Sunday, June 16, 2013

Treasured Moments

It's that time again. It's been such long while. I wondered if I'd ever experience it again. On a lazy, Sunday afternoon I've finally had the opportunity to savor a treasured moment of peace to decompress mentally, physically, emotionally and spiritually.  I did mention that I started a new field trip recently that has been extremely taxing to say the least. My goodness, I have not worked so hard and for so little in so very long. I remind myself of how absolutely thankful I am for the mere opportunity and I choose to not allow my thoughts to wander back to the nine to five. On this fine Sunday afternoon I am finishing this glass of Riesling and sorting out my thoughts, concerns and needs. I am surrendering to the inner torment thats been rumbling beneath the surface of my soul. I am quieting my mind, getting real with some of the things that I have been running away from and acknowledging the issues in my life that need resolution. Have I also mentioned that I am a recovering people pleaser? I still have relapses from time to time where I experience bouts of "shoulds". In my mind I battle with all of the things that I should do or say in my relationships. I tend to work myself into a tizzy from time to time but not today. Today, this very afternoon is a treasured moment.  I am not fighting with myself or the expectations that I have of myself. I am relaxing, turning my brain off or at least turning it down a bit. I am allowing myself space to bless myself. This evening I am reminding myself that all is well. I am releasing my fears, frailties and ongoing flaws into the care of a kind and caring God, at least for today.

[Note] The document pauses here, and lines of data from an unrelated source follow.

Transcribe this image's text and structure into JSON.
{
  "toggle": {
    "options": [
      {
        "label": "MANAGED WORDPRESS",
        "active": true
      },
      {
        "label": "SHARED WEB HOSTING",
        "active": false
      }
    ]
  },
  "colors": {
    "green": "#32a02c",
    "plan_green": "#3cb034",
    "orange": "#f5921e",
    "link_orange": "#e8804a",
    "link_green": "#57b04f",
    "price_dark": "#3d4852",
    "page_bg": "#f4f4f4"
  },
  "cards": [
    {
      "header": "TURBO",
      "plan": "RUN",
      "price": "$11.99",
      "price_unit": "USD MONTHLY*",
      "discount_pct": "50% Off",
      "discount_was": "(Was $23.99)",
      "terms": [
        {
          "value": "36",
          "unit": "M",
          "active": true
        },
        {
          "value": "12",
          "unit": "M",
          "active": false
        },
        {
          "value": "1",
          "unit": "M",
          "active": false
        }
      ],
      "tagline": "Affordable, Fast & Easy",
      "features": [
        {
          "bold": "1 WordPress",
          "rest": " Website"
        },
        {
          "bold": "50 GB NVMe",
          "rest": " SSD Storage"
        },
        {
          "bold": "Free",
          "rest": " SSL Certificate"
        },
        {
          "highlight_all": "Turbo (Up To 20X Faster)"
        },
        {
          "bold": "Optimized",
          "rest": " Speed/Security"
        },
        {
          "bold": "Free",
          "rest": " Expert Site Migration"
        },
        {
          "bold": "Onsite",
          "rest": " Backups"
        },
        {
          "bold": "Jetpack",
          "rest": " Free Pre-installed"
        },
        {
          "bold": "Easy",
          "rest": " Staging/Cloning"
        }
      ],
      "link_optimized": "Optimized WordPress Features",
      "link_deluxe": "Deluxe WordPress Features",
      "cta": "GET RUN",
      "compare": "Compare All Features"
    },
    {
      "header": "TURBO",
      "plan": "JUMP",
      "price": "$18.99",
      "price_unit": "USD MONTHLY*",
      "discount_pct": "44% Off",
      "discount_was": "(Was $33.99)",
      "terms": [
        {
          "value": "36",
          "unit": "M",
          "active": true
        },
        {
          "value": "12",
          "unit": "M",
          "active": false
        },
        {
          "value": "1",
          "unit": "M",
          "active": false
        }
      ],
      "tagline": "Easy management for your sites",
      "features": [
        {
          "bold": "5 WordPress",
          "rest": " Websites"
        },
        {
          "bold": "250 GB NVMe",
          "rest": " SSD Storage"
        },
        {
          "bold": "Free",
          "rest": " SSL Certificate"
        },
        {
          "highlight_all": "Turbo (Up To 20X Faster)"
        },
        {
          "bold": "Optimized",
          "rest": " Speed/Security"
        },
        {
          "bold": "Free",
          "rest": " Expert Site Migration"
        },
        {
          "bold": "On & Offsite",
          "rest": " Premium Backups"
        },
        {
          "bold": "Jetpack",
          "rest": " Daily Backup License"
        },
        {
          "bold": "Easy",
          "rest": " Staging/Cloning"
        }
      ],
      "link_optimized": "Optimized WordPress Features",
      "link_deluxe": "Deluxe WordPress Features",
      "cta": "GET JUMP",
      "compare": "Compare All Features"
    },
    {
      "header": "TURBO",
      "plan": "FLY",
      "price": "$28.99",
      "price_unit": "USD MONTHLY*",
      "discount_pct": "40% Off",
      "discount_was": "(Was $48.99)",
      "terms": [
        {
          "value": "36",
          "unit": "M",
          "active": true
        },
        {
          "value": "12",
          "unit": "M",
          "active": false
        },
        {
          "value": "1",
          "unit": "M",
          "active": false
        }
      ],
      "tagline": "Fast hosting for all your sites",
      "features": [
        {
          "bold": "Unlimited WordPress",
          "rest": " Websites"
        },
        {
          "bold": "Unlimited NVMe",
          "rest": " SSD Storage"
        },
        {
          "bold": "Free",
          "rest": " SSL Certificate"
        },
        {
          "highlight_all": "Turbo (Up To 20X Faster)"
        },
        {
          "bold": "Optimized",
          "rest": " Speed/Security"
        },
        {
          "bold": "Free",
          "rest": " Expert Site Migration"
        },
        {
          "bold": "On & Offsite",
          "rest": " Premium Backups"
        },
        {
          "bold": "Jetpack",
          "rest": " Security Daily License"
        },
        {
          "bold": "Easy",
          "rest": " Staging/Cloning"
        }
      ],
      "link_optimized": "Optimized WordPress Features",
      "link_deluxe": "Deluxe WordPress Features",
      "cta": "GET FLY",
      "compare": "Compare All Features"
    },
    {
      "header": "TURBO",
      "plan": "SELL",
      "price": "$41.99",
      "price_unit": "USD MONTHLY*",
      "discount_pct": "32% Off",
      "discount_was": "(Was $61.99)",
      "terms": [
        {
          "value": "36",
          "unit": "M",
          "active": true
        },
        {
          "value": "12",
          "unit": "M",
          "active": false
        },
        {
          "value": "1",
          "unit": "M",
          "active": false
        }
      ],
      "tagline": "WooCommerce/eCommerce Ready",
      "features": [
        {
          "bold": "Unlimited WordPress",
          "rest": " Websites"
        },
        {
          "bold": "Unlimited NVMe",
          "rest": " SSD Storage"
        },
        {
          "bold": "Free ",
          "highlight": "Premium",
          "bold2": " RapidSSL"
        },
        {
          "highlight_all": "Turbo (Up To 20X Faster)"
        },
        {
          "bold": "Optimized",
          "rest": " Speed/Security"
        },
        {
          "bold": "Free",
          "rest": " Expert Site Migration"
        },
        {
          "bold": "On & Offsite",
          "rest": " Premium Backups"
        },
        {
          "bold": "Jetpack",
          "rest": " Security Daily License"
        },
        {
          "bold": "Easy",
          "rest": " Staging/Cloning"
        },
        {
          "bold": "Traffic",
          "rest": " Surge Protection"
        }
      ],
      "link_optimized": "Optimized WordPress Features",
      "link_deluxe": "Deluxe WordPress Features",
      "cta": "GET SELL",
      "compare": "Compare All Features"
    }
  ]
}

This is a treasured moment where I realize that all that I am and all that I have is enough. Today I can breathe, inhale this moment and exhale any conditions and expectations.  This afternoon is enough. I've had enough to eat. I've visited with my parents, talked with my son and extended Fathers Day love to my dearest ones. I phoned my father and shared unconditional love with him out of the overflow that my Divine Father has made provisions for.  All thats left is to bathe my mind in uplifting words and phrases that will frame my days ahead. Today has progressed at a slower pace and for this I am thankful.